Чтоб избежать досадных споров с матерью, отец стал заключать такие договоренности втайне от нее; это экономило ему нервы, но от роковых ошибок не уберегало. Подобный опыт только усиливал его скепсис по отношению к жизни, дружбе, чести и благодарности; многие, за очень редкими исключениями, пользовались тем, что он какое-то время (до момента, пока не убеждался в обратном) приписывал им все эти качества: для него-то они были неотъемлемой составляющей этики партнерства и отношений вообще. Могу с уверенностью сказать, что разочарование стало для отца чуть ли не профессией. Разочаровываясь в ком-то, он всякий раз чеканил одну и ту же фразу, характеризуя предателя или обманщика: «Он еще хуже моего брата», и это высказывание мало того, что не всегда можно было назвать справедливым, так оно еще и совершенно не вписывалось в тот формат отношений, который предполагало партнерство в делах: отцовское разочарование в дяде коренилось вовсе не в деловых отношениях и интересах, а в странных представлениях обоих об этике и в их детской вражде, которую не распутал бы ни один психоаналитик в мире. Справедливости ради стоит заметить, что и дядя Срулек накопил к отцу достаточно претензий. Я бы не решился утверждать (хотя и хочется, потому что мне кажется правдоподобным), что оба брата ценили друг друга — никто бы мне все равно не поверил.

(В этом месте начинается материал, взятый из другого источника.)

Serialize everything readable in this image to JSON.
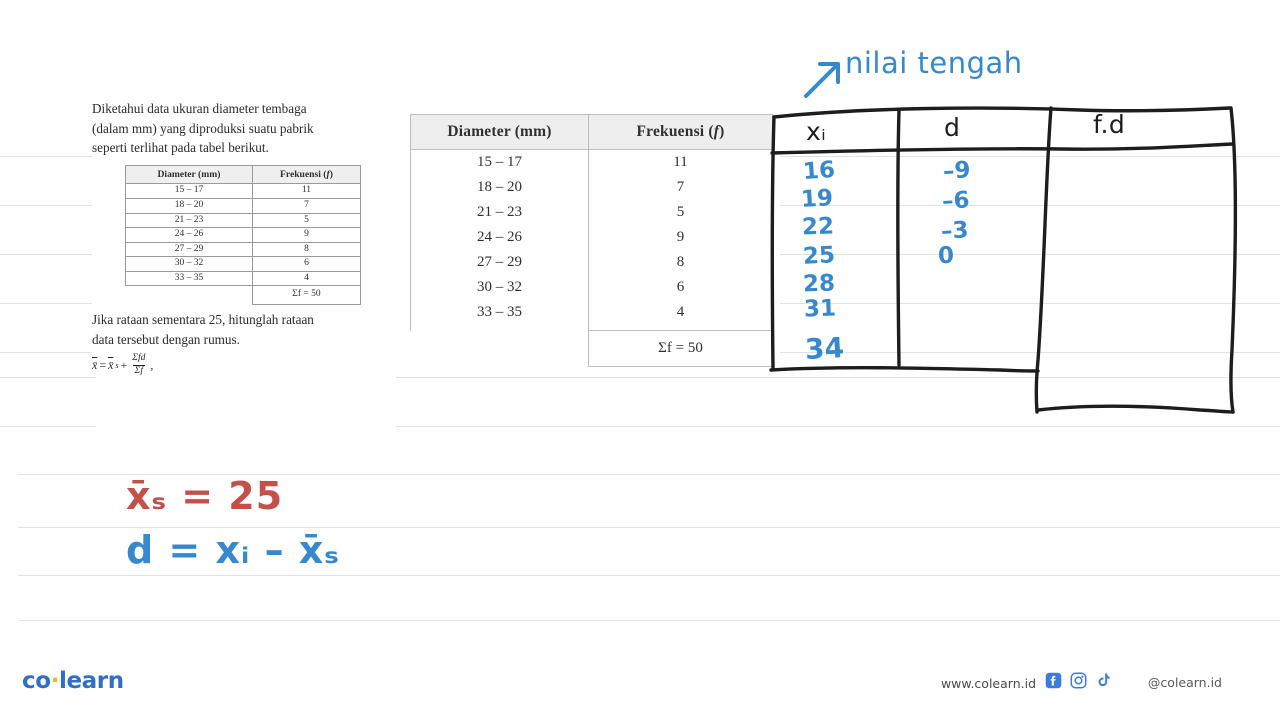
{
  "page": {
    "background": "#ffffff",
    "rule_color": "#e2e2e2",
    "ink_blue": "#3689cf",
    "ink_red": "#c4504a",
    "ink_black": "#1d1d1d"
  },
  "problem": {
    "line1": "Diketahui data ukuran diameter tembaga",
    "line2": "(dalam mm) yang diproduksi suatu pabrik",
    "line3": "seperti terlihat pada tabel berikut.",
    "question_line1": "Jika rataan sementara 25, hitunglah rataan",
    "question_line2": "data tersebut dengan rumus.",
    "formula": {
      "lhs": "x̄",
      "eq": "=",
      "term1": "x̄",
      "term1_sub": "s",
      "plus": "+",
      "numerator": "Σfd",
      "denominator": "Σf",
      "trailing": ","
    }
  },
  "table": {
    "headers": [
      "Diameter (mm)",
      "Frekuensi (f)"
    ],
    "header_italic_symbol": "f",
    "rows": [
      {
        "interval": "15 – 17",
        "frequency": "11"
      },
      {
        "interval": "18 – 20",
        "frequency": "7"
      },
      {
        "interval": "21 – 23",
        "frequency": "5"
      },
      {
        "interval": "24 – 26",
        "frequency": "9"
      },
      {
        "interval": "27 – 29",
        "frequency": "8"
      },
      {
        "interval": "30 – 32",
        "frequency": "6"
      },
      {
        "interval": "33 – 35",
        "frequency": "4"
      }
    ],
    "sum_label": "Σf = 50"
  },
  "annotation": {
    "note_label": "nilai tengah",
    "note_arrow": "↗",
    "hand_table_headers": [
      "xᵢ",
      "d",
      "f.d"
    ],
    "xi_values": [
      "16",
      "19",
      "22",
      "25",
      "28",
      "31",
      "34"
    ],
    "d_values": [
      "–9",
      "–6",
      "–3",
      "0"
    ],
    "fd_values": [],
    "work_line1": "x̄ₛ = 25",
    "work_line2": "d =  xᵢ – x̄ₛ"
  },
  "footer": {
    "logo_pre": "co",
    "logo_dot": "·",
    "logo_post": "learn",
    "website": "www.colearn.id",
    "handle": "@colearn.id",
    "social_icons": [
      "facebook-icon",
      "instagram-icon",
      "tiktok-icon"
    ]
  },
  "chart_data": {
    "type": "table",
    "title": "Diameter (mm) vs Frekuensi (f)",
    "categories": [
      "15 – 17",
      "18 – 20",
      "21 – 23",
      "24 – 26",
      "27 – 29",
      "30 – 32",
      "33 – 35"
    ],
    "values": [
      11,
      7,
      5,
      9,
      8,
      6,
      4
    ],
    "total": 50,
    "xlabel": "Diameter (mm)",
    "ylabel": "Frekuensi (f)",
    "annotated_midpoints": [
      16,
      19,
      22,
      25,
      28,
      31,
      34
    ],
    "annotated_deviations": [
      -9,
      -6,
      -3,
      0
    ],
    "assumed_mean": 25
  }
}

Я собирался с воспоминаниями, прикидывая, что этих моих слушателей я никогда больше не увижу, а значит, могу посвятить их в некоторые особенности наших внутрисемейных отношений. Так что из прожитого мне еще обнажить перед ними?

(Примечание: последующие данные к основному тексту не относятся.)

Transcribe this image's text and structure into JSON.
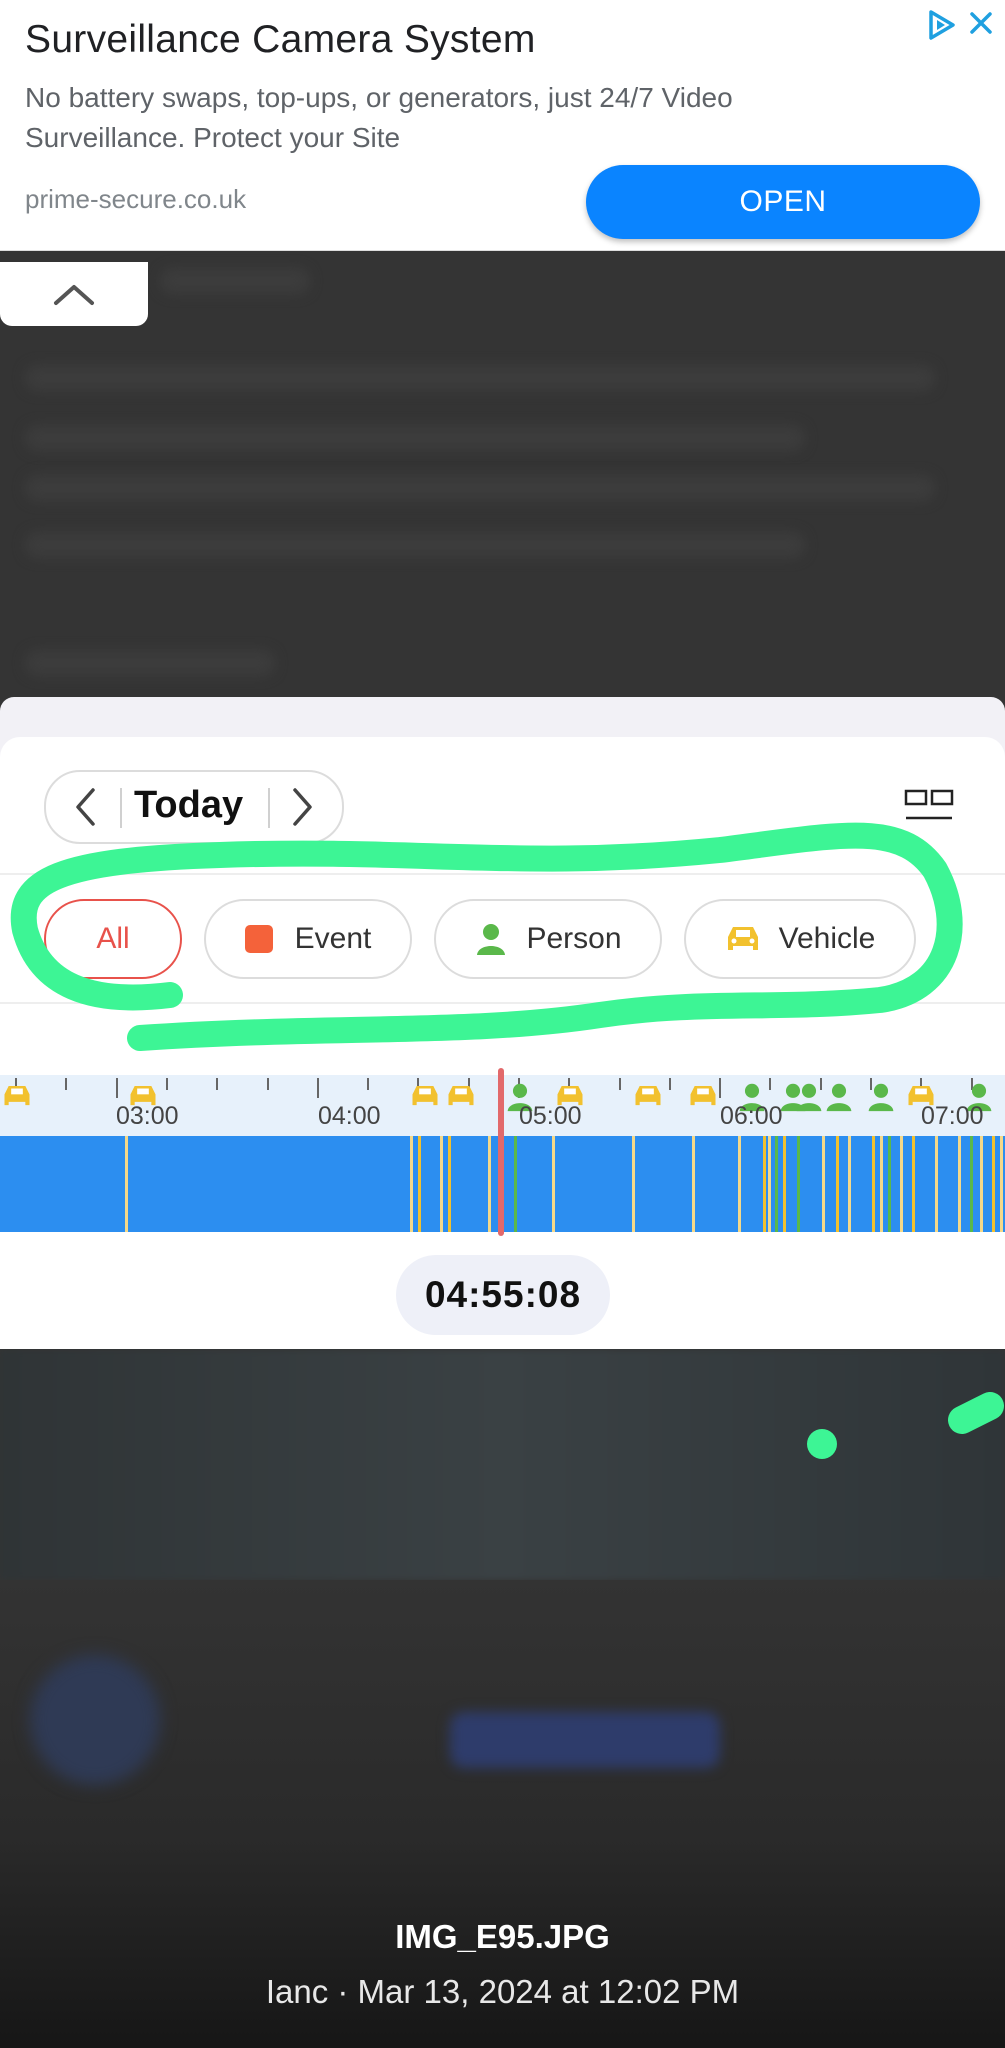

— Письмо от дяди Арона пробудило во мне воспоминания об украинской семье — о любви, взаимном внимании, нежности и прочих вещах, которых в моей жизни больше уже никогда не будет.

— Проявлять любовь непросто, — вставила Мария Виктория.

— Я нуждался в этих проявлениях привязанности, потому что они сильно контрастировали с тем разочарованием и враждебностью, которые окружали меня.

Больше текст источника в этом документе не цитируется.